Without a doubt, the fight for the legalisation of abortion has been strengthened because of these other struggles. This is an issue that has unified many different feminist movements, because the right to abortion is the right to decide what we do with our bodies and lives.
The Argentine feminist movement is the product of the consolidation of many movements. The demand that we are making to the state — the right to abortion — is fundamental because it implies that abortion is part of our [existing] right to health care.
Clandestine abortions are a concern of public health and human rights. In this sense, the state owes us answers and solutions.
A liberal [Macri] government has opened the door to the debate over abortion. This should not surprise us, because liberalism stands for the individual and granting individual rights.
However, the potential for the legalisation of abortion was not a governmental initiative; rather, it was the result of sustained pressure.
The only thing that this government has really accomplished was to force us to unify our struggles and to effectively show our strength.
Can you talk about the National Campaign for the Right to Legal, Safe, and Free Abortion?
The National Campaign was founded 13 years ago. However, its formation was rooted in [earlier] local and international movements.
In 1990, the Latin American Feminist Meeting took place in San Bernardo, Argentina, and designated September 28 as the Day of Struggle for the Legalisation of Abortion in Latin America and the Caribbean.
It was at this meeting that representatives from each country returned to their homes with a clear objective: form assemblies and commissions for the right to abortion.
From thereon, the organised struggle for the legalisation of abortion had formed and developed in all different kinds of environments, from professional organisations to militant feminist movements.
Each year in Argentina, we have the National Women’s Meetings. This year will be the 33rd meeting. These meetings have been fundamental in strengthening all of our struggles, and in part because of these meetings, we were all able to commit to the issue of the legalisation of abortion.
In 2005, the National Campaign began growing, and we started to strategise about ways in which we would make the demand for legalisation while also constructing alternatives for women to seek safe abortions.
We have proposed this law multiple times in Congress, and it has not progressed. This year, in the context of so many global feminist struggles, the seventh version of the proposed law is being debated in Congress.
The biggest challenge awaiting us is that the law be approved as it was crafted and written because it is a proposal that was organised from below — from the bottom up.
Beyond the approval of the law, we will be designing strategies to guarantee the implementation of legal abortion, because we know that a law is not a comprehensive solution.
Beyond a mere law, we need to change the practices and subjectivities of people, especially those in healthcare and the justice systems.

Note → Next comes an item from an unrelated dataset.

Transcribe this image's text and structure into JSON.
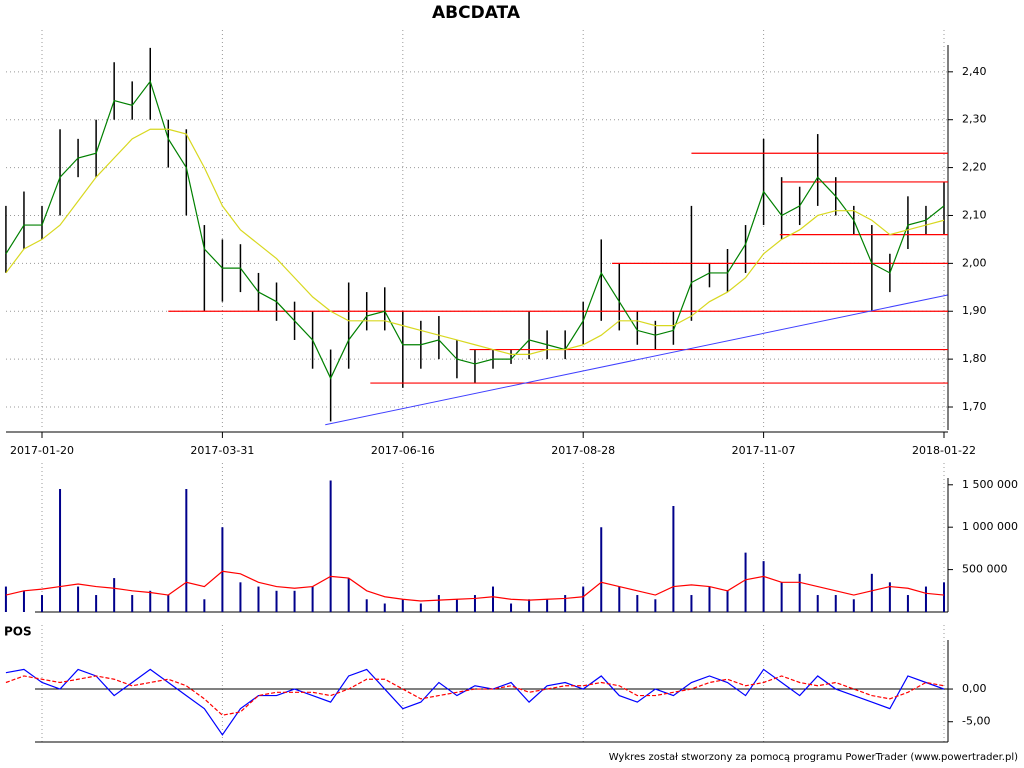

We know that there will be many more challenges if this law is passed, but at the same time we will see our feminist militancy strengthened. We are playing a role in the breakdown of the patriarchal structures that we once accepted but that no longer control our lives.
How do you see men play a role in this movement?
I would say that men play a necessary and fundamental role in this struggle, but they do not necessarily occupy the same places as we — women, lesbians and trans people — do.
Men can deconstruct and question their societal privileges. Men need to support feminism. If not, they will not be able to transform themselves and will continue to reproduce machismo.
We encourage men to begin to question themselves and their friends. We want men to abandon their comfortable positions, to look at things from a different angle, and to begin to change.